With the onset of the Russian revolution, most of the leading members of the St. Petersburg society left Russia. Joel Engel moved to Berlin in 1922, where he established the Juwal Publishing house. There he republished many of the society's works. Two years later he moved to Palestine, and started Jibneh, which continued the publishing work of Juwal. He died in Israel in 1927. A street in Tel Aviv now bears his name. Lazare Saminsky emigrated to the U.S. in 1920, where he became a leading figure in the promotion of Jewish music. He was music director of the Temple Emanu-El reform congregation in New York, a position he held until his death, in 1959.

In a similar manner, the lyric basso Sidor Belarsky left Russia in 1930 after completing his studies at the St. Petersburg Conservatory and acquired a faculty position at Brigham Young University where he continued to pursue scholarly research in to Judaic folk music.

In 1932, Miriam Zunser, together with Saminsky, Joseph Yasser and others, founded MAILAMM (known by its Hebrew acronym), an institute for the study and promotion of Jewish music in Palestine and the United States; it was one of the predecessor organizations to the American Society for Jewish Music, which formed under that name in 1974.

Solomon Rosowsky moved to Israel, and later to the United States, where he continued composing, teaching and researching Jewish music.

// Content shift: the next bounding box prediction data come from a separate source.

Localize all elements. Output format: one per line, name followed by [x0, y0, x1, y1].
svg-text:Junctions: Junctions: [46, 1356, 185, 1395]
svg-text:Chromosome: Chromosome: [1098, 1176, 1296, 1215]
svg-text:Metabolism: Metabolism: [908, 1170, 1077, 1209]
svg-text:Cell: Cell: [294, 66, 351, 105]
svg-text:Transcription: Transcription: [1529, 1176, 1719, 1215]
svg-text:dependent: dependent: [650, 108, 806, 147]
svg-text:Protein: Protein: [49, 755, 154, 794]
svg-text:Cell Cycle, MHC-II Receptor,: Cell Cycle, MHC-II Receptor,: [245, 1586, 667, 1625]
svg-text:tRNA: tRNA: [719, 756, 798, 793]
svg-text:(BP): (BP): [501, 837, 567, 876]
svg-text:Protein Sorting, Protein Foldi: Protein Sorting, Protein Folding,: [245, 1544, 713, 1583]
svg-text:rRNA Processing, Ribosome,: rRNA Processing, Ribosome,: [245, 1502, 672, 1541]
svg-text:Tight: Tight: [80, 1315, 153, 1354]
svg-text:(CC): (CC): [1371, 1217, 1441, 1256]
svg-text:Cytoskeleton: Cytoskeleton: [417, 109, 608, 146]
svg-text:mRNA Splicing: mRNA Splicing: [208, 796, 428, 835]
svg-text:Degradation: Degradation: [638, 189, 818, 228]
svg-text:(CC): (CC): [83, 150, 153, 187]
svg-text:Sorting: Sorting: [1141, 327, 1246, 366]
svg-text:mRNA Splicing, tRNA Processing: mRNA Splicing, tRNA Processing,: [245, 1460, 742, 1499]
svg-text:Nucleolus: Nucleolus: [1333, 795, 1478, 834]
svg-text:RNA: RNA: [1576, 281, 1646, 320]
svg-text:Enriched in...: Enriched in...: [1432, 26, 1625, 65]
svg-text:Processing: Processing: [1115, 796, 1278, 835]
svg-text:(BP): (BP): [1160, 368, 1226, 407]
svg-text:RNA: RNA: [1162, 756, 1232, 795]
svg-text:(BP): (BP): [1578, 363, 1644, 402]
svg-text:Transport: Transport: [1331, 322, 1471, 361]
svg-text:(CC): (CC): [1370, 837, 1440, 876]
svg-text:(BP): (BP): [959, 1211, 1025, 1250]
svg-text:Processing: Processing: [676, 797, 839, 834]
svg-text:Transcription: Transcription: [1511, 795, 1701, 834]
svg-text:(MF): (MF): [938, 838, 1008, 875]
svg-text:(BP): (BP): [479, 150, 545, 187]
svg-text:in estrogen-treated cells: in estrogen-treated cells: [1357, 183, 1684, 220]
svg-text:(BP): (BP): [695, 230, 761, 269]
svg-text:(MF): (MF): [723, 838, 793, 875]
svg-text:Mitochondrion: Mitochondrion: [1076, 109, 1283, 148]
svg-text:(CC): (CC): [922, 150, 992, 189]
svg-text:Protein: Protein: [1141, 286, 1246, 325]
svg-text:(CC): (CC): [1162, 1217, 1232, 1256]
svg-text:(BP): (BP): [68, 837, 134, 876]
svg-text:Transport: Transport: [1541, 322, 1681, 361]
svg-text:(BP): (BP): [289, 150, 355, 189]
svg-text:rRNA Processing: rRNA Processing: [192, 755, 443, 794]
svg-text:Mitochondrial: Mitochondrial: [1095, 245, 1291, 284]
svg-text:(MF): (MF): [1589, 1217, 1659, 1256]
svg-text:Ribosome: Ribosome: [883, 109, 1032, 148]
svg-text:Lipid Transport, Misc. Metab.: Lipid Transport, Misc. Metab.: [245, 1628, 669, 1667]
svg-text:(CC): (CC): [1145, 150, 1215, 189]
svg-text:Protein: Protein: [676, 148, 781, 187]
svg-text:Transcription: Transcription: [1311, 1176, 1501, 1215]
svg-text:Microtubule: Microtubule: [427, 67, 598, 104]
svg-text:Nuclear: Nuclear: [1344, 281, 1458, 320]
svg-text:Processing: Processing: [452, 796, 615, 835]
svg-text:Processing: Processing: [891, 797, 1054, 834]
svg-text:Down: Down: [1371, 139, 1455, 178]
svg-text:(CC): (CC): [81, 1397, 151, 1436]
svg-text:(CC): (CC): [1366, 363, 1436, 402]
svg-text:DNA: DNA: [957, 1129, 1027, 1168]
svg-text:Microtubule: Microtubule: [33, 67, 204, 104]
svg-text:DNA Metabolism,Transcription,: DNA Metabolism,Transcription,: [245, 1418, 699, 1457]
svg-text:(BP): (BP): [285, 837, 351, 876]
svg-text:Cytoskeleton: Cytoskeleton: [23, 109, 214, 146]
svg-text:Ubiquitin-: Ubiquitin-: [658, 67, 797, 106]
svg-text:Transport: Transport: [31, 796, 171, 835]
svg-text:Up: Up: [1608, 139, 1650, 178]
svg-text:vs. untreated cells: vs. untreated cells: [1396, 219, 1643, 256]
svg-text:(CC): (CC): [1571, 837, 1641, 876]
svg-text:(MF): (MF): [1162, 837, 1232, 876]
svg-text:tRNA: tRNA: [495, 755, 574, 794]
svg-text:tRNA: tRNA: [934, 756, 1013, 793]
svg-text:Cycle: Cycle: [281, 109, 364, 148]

Jacob Weinberg moved to Israel in 1922 after being persecuted in Odessa by the Bolsheviks. In 1927 his opera "The Pioneers" won first prize in the Sesquicentennial composition contest. With the prize money, he was able to migrate to New York. His religious works were performed in New York City at Temple Emanuel, (where he became a "house composer"), as well as the Park Avenue Synagogue and the 92nd St. Y. He joined the music faculty of Hunter College and the (now defunct) NY College of Music. He continued to compose, perform, and teach. His comic opera, "The Pioneers" ("Hechalutz") (1924) was performed in concerts at Carnegie Hall in February, 1941 and again in February, 1947, and in the 1930s at City Center (then called "The Mecca Temple", with its Moorish architecture). It was also performed in Berlin in the 1930s by the Kulturbund, featuring the great soprano Mascha Benya. Her aria "Song of Solomon" was more recently performed in 1998 by soprano Harolyn Blackwell at Lincoln Center's Avery Fisher Hall in a gala "Salute to Israel's 50th Birthday" concert conducted by Leon Botstein with the American Symphony Orchestra. A production of "The Pioneers" is planned for Brooklyn College in the fall, 2015 to celebrate the opening of their new performing arts center. A concert version of this opera was produced by his granddaughter, Ellen L. Weinberg, in NYC in 2012 and can be seen on YouTube.